Les voix s’intègrent et participent tout aussi naturellement à la composition des caractères et des paysages. Le baryton Matthieu Le Levreur assied son chant toujours en douceur, cherchant les appuis et les résonances comme le peintre plongerait vers sa palette en quête de pigments plus foncés. Ses phrasés naturels ne sont pas appuyés, mais plutôt des fresques brossées. Lorsqu'il cherche à déployer davantage la voix, les accents rendent la ligne intermittente mais l'aigu serré vient s'adoucir mezza voce et il enchaîne ses séquences par un sourire, délicat.
Comme pour fixer les traits en compléments de ce sfumato vocal, Clara Coutouly sculpte un soprano très net mais qui sait aussi glisser entre les strophes pour les relier. Elle contribue ainsi et par sa justesse à renforcer la cohérence formelle de ce spectacle, dessinant les marches mélodiques (enchaînement d'intervalles similaires, montant vers l'aigu ou descendant vers le grave).

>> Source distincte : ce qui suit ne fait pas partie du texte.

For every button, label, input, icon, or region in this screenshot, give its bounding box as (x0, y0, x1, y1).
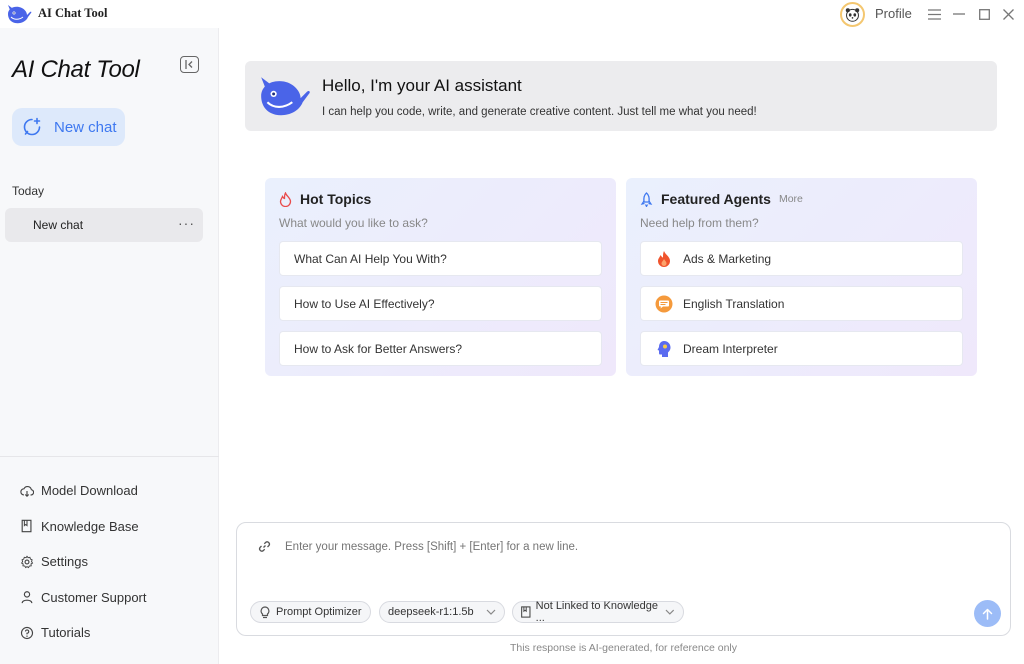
hot-topic-item[interactable]: How to Use AI Effectively? (279, 286, 602, 321)
model-select[interactable]: deepseek-r1:1.5b (379, 601, 505, 623)
more-options-icon[interactable]: ··· (178, 215, 195, 231)
minimize-icon[interactable] (950, 5, 968, 23)
hot-topics-title: Hot Topics (300, 191, 372, 207)
close-icon[interactable] (999, 5, 1017, 23)
chat-bubble-icon (655, 295, 673, 313)
section-today: Today (12, 184, 45, 198)
nav-label: Model Download (41, 483, 138, 499)
chat-history-label: New chat (33, 218, 84, 232)
new-chat-button[interactable]: New chat (12, 108, 125, 146)
nav-label: Knowledge Base (41, 518, 139, 534)
hot-topics-subtitle: What would you like to ask? (279, 216, 428, 230)
send-button[interactable] (974, 600, 1001, 627)
agent-label: Ads & Marketing (683, 251, 772, 266)
sidebar: AI Chat Tool New chat Today New chat ···… (0, 28, 219, 664)
chat-history-item[interactable]: New chat ··· (5, 208, 203, 242)
new-chat-icon (23, 117, 41, 136)
featured-agents-header: Featured Agents More (640, 191, 803, 207)
user-icon (21, 591, 33, 604)
nav-label: Customer Support (41, 589, 147, 605)
help-circle-icon (20, 626, 34, 639)
head-icon (655, 340, 673, 358)
prompt-optimizer-label: Prompt Optimizer (276, 606, 362, 618)
nav-knowledge-base[interactable]: Knowledge Base (20, 509, 210, 545)
agent-label: English Translation (683, 296, 785, 311)
book-icon (521, 606, 531, 618)
whale-logo-icon (8, 5, 32, 24)
model-select-value: deepseek-r1:1.5b (388, 606, 474, 618)
hot-topic-label: How to Use AI Effectively? (294, 296, 435, 311)
message-input[interactable] (285, 541, 885, 553)
hot-topic-label: What Can AI Help You With? (294, 251, 447, 266)
hot-topic-item[interactable]: What Can AI Help You With? (279, 241, 602, 276)
flame-outline-icon (279, 191, 292, 207)
profile-label[interactable]: Profile (875, 6, 912, 21)
nav-customer-support[interactable]: Customer Support (20, 580, 210, 616)
new-chat-label: New chat (54, 118, 117, 136)
whale-logo-icon (261, 77, 310, 116)
app-title: AI Chat Tool (38, 6, 108, 20)
hot-topic-item[interactable]: How to Ask for Better Answers? (279, 331, 602, 366)
knowledge-select-value: Not Linked to Knowledge ... (535, 600, 658, 624)
agent-ads-marketing[interactable]: Ads & Marketing (640, 241, 963, 276)
nav-model-download[interactable]: Model Download (20, 473, 210, 509)
ai-disclaimer: This response is AI-generated, for refer… (509, 642, 738, 654)
more-link[interactable]: More (779, 193, 803, 205)
featured-agents-card: Featured Agents More Need help from them… (626, 178, 977, 376)
menu-icon[interactable] (925, 5, 943, 23)
sidebar-nav: Model Download Knowledge Base Settings C… (20, 473, 210, 651)
sidebar-divider (0, 456, 219, 457)
agent-english-translation[interactable]: English Translation (640, 286, 963, 321)
featured-agents-title: Featured Agents (661, 191, 771, 207)
prompt-optimizer-button[interactable]: Prompt Optimizer (250, 601, 371, 623)
welcome-title: Hello, I'm your AI assistant (322, 76, 522, 95)
hot-topics-card: Hot Topics What would you like to ask? W… (265, 178, 616, 376)
gear-icon (20, 555, 34, 569)
hot-topics-header: Hot Topics (279, 191, 371, 207)
nav-settings[interactable]: Settings (20, 544, 210, 580)
link-icon[interactable] (258, 540, 271, 553)
chevron-down-icon (486, 609, 496, 615)
agent-label: Dream Interpreter (683, 341, 778, 356)
nav-label: Settings (41, 554, 88, 570)
collapse-sidebar-icon[interactable] (180, 56, 199, 73)
hot-topic-label: How to Ask for Better Answers? (294, 341, 463, 356)
cloud-download-icon (20, 485, 34, 497)
arrow-up-icon (982, 608, 993, 620)
welcome-banner: Hello, I'm your AI assistant I can help … (245, 61, 997, 131)
welcome-subtitle: I can help you code, write, and generate… (322, 106, 757, 118)
title-bar: AI Chat Tool Profile (0, 0, 1024, 28)
panda-avatar-icon (845, 8, 860, 22)
book-icon (21, 519, 32, 533)
knowledge-select[interactable]: Not Linked to Knowledge ... (512, 600, 684, 624)
lightbulb-icon (260, 605, 270, 618)
agent-dream-interpreter[interactable]: Dream Interpreter (640, 331, 963, 366)
chevron-down-icon (665, 609, 675, 615)
rocket-icon (640, 191, 653, 207)
sidebar-brand: AI Chat Tool (12, 56, 140, 83)
avatar[interactable] (840, 2, 865, 27)
featured-agents-subtitle: Need help from them? (640, 216, 759, 230)
maximize-icon[interactable] (975, 5, 993, 23)
flame-icon (655, 250, 673, 268)
message-composer: Prompt Optimizer deepseek-r1:1.5b Not Li… (236, 522, 1011, 636)
nav-label: Tutorials (41, 625, 91, 641)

Les deux solistes, chambristes et lyriques, dialoguent et s'unissent comme les plans et formes d'un tableau, à travers les différents caractères correspondant aux personnages peints, chacun avec leur langue chantée : le latin noble, l'italien souple et sensuel, le français chansonnier.
Bien entendu le concert mène au Portrait de musicien peint par le génie Léonard et ici accompagné par le génie musical de son époque, Josquin des Prés. Mais c'est bien vers La Joconde que tous se tournent, comme ces millions de touristes qui viennent chaque année, ici, en pèlerinage artistique.